Hackers, it would seem, gonna hack. And in truth, there might be nothing more to it than this.
Ashley Madison is a lightning rod for extremism
Krebs, who originally reported the hack on his blog and has covered it relentlessly ever since, wasn’t satisfied to let the Ashley Madison story end with such a shrug, and, last year, he dug around in the absolute seediest parts of the internet looking for clues about Impact Team’s motives.
While he didn’t find anything conclusive, Krebs did find things sure to leave a bad taste in the mouth of anyone who praised the hack as moral.
Using a cybercrime and extremism research tool called Flashpoint, Krebs uncovered old posts about Ashley Madison not so much on the cybercrime side of things, but on the extremism side.
Specifically, an unsettling animosity among internet antisemites in 2015 toward Biderman (who you’ll recall was the CEO of Avid Life Media at the time).
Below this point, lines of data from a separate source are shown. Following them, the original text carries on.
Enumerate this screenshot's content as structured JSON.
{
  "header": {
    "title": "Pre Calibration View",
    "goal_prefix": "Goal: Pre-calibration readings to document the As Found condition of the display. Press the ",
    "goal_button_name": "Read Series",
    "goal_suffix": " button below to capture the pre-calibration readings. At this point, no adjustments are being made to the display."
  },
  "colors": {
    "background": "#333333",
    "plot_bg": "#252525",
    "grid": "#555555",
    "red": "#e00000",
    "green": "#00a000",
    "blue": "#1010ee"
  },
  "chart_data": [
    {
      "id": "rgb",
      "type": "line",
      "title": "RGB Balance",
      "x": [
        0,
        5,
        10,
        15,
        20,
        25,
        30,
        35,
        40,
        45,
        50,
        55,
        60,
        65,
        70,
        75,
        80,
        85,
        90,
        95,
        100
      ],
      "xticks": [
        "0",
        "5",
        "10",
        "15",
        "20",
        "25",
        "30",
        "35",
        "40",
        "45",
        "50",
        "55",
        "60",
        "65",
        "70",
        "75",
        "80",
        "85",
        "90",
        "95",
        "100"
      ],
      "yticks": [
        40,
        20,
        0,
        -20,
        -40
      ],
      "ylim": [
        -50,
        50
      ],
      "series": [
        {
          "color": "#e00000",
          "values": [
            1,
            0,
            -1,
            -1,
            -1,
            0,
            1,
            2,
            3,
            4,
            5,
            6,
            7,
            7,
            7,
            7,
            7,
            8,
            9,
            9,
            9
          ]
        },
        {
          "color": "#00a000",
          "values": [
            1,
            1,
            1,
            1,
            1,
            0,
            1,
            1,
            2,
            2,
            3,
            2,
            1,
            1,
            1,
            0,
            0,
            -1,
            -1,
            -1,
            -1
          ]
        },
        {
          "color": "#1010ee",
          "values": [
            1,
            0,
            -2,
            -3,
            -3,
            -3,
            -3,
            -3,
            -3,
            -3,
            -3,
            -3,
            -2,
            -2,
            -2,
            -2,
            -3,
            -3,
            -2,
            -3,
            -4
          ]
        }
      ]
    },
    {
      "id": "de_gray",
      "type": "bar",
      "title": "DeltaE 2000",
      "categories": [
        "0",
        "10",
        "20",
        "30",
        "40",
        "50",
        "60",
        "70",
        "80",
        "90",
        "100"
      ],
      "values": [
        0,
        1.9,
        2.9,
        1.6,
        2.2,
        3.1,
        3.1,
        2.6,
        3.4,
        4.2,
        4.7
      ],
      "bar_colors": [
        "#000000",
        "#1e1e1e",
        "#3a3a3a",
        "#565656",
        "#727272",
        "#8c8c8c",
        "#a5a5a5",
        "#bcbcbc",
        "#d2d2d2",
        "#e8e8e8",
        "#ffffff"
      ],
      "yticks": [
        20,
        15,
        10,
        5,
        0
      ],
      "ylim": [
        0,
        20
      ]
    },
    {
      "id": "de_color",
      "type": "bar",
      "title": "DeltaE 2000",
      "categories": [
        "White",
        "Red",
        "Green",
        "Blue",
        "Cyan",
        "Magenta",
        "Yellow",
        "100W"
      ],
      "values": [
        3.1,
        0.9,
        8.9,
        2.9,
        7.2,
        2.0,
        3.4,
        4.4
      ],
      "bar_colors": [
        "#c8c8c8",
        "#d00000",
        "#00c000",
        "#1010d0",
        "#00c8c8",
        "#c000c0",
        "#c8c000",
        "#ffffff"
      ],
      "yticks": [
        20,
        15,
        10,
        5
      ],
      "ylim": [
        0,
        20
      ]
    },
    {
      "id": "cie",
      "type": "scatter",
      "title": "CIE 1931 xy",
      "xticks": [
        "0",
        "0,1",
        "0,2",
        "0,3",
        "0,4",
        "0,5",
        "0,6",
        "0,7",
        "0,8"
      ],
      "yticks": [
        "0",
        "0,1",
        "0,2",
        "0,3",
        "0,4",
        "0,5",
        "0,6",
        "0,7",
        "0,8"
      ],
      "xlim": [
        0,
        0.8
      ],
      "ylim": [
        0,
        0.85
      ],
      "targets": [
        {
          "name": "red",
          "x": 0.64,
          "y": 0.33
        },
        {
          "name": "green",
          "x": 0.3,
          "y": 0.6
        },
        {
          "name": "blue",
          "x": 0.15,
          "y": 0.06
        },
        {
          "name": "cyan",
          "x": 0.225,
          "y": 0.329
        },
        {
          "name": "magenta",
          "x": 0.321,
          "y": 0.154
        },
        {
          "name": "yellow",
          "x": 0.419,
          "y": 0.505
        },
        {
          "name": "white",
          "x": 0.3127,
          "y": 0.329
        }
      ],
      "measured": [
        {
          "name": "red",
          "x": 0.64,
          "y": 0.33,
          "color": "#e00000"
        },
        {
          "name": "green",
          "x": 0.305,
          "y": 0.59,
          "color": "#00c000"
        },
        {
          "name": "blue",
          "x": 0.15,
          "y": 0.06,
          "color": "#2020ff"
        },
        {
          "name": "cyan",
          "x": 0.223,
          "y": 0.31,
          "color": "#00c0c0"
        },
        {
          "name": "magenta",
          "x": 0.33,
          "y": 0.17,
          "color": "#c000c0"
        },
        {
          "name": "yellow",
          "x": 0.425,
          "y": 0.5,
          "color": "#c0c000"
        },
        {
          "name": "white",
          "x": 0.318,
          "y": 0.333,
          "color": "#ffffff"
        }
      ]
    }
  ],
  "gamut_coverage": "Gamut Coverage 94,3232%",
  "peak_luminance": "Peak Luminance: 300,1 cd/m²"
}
He describes posts calling Ashley Madison a “Jewish owned dating website promoting adultery,” and writings from prominent neo-Nazi Andrew Anglin referring to Biderman as the “Jewish King of Infidelity.” These, and other, similar remarks, were posted in the months leading up to the hack.
Biderman, for his part, resigned amid the leaks in 2015. But the site has carried on without Biderman, and a promoted post on the Chicago Reader website in which the site has been reviewed favorably, is one of the Google results that comes to the top when Google searching for information about Ashley Madison. The publication date on that review changes regularly, making it appear recent.
Using Ashley Madison these days, however, is probably just as unwise as it ever was. That’s because of the obvious moral reason, but also because its notoriety seems to be making it a magnet for blackmail schemes. One Reddit user claims an Ashley Madison conversation last year took a turn when they gave the other party their phone number. Soon, they received “a screen shot of my Facebook my wifes Facebook and a few other relatives telling me that they will all see what im doing unless i send them 3000 in Nordstrom giftcards.”
A few months later, that same Reddit user reported that they hadn’t paid the $3,000 but that they had also never had their information exposed. The blackmailer must not be from the Impact Team, because past evidence suggests they don’t go around making empty threats.